The book Evaluating a Large Group Awareness Training made comparisons between Lifespring and Erhard Seminars Training (est).[14]
Lifespring has been characterized as a form of "Large Group Awareness Training" in several sources.[15][16][17][18][19][20][21][14]
In one case an asthmatic was allegedly told that her asthma exacerbation was psychological and later died from the exacerbation. The lawsuit was settled for $450,000, and Lifespring admitted no wrongdoing. In another case a man who could not swim was made to jump into a river and drowned. This case was also settled out of court.[4] Many suits said the trainings placed participants under extreme psychological stress.
The Washington Post published an article about the company in 1987.[4] It quotes Hanley as saying, "If a thousand people get benefit from the training, and one person is harmed, I'd can it. I have an absolute commitment for having this training work for every person who takes it." However, according to the Post, by 1987 Hanley and other Lifespring executives had known for more than a decade that some people were not suited for this level of personal inquiry. As evidence, the Post cited:
Over time, the training company began qualifying students and required doctors' signatures for people who might require therapy rather than coaching.
The Post also reported in the same article that Hanley had been convicted of six counts of felony mail fraud in 1969, and was given a five-year suspended sentence.[4]
In 1980, a federal judge rejected Hanley's request to have the felony conviction removed from his record. His request for a presidential pardon was also denied.[4]
In 1990 KARE-TV (Channel 11, Minneapolis-St. Paul) ran a segment called "Mind Games?" that Lifespring said was deceptive and sensationalized.[9]

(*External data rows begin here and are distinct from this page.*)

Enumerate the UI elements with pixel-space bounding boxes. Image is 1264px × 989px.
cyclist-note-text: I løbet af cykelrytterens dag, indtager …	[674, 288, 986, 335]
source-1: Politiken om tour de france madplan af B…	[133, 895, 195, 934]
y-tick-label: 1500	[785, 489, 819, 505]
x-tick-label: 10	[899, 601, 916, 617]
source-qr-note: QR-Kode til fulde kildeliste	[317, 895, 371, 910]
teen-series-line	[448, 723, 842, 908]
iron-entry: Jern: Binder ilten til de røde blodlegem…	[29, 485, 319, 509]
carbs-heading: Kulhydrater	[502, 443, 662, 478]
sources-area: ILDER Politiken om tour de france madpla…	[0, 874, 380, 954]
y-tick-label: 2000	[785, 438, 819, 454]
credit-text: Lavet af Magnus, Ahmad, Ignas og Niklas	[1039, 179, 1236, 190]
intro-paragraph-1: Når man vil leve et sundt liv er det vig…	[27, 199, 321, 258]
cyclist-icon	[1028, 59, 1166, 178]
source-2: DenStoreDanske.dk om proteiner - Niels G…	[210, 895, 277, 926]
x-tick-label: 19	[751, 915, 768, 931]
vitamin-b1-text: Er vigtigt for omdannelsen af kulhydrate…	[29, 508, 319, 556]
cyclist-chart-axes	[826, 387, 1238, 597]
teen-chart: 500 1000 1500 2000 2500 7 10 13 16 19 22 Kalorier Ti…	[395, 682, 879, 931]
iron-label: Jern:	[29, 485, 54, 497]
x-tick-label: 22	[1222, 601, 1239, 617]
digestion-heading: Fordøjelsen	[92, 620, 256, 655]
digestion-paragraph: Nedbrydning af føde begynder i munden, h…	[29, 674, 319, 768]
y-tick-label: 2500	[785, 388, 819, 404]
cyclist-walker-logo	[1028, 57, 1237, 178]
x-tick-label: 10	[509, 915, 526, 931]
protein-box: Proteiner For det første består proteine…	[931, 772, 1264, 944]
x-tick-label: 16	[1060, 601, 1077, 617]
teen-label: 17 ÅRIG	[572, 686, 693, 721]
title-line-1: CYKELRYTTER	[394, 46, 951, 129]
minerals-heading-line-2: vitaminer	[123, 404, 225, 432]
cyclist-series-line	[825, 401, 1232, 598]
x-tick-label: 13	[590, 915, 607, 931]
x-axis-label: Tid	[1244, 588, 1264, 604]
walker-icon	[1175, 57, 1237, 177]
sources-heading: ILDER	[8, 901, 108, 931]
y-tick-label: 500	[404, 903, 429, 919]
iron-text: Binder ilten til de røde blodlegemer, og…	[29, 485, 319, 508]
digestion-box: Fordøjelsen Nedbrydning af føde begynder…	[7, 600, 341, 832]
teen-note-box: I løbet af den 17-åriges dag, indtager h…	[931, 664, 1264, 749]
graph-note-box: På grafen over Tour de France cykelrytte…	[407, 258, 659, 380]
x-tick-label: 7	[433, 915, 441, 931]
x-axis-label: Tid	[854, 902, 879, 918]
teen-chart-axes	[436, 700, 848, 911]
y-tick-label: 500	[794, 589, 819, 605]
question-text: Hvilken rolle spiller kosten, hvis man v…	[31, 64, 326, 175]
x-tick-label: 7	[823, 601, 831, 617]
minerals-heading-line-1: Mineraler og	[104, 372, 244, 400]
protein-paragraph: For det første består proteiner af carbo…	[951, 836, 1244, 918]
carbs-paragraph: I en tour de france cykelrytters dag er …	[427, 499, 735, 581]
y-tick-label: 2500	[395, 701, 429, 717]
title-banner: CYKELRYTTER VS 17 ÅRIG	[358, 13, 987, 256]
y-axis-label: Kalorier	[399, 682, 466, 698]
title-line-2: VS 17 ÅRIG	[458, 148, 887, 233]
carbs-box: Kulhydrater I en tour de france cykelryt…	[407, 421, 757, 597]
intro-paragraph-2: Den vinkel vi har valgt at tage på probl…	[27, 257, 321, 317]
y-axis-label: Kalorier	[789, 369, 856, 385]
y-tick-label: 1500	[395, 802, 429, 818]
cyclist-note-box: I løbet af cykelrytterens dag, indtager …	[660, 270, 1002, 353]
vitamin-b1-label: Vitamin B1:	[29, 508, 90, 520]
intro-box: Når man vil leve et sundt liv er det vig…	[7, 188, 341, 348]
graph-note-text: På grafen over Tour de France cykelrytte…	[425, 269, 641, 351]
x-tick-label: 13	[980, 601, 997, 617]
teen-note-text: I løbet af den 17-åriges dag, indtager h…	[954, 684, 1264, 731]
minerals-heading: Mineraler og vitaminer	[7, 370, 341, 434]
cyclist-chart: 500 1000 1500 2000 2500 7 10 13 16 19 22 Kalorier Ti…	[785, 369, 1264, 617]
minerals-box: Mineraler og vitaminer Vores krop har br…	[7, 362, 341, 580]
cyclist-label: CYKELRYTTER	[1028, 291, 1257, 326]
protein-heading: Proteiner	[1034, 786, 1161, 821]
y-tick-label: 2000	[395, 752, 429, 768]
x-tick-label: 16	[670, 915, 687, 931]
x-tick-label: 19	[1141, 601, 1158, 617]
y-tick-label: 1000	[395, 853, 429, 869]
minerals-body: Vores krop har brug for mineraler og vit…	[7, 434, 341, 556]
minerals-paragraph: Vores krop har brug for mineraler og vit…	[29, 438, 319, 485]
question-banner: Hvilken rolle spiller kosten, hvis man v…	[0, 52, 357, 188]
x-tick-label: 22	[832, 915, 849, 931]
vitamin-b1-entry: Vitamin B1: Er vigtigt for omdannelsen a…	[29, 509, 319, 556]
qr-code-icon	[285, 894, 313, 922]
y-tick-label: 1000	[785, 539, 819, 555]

One prominent critic of Lifespring is Ginni Thomas, wife of Supreme Court Justice Clarence Thomas. A congressional aide when she took the course, Mrs. Thomas said in an interview with the Post that she was troubled by exercises that involved stripping, sexual questions, and body shaming. After talking with a cult deprogrammer, she decided she needed to stop participating, but it took several months of work to overcome the "high-pressure tactics" to fully break with Lifespring. Afterwards, she received "constant phone calls" to pressure her to stay with the group, and ended up relocating to another part of the country to escape the calls.[4]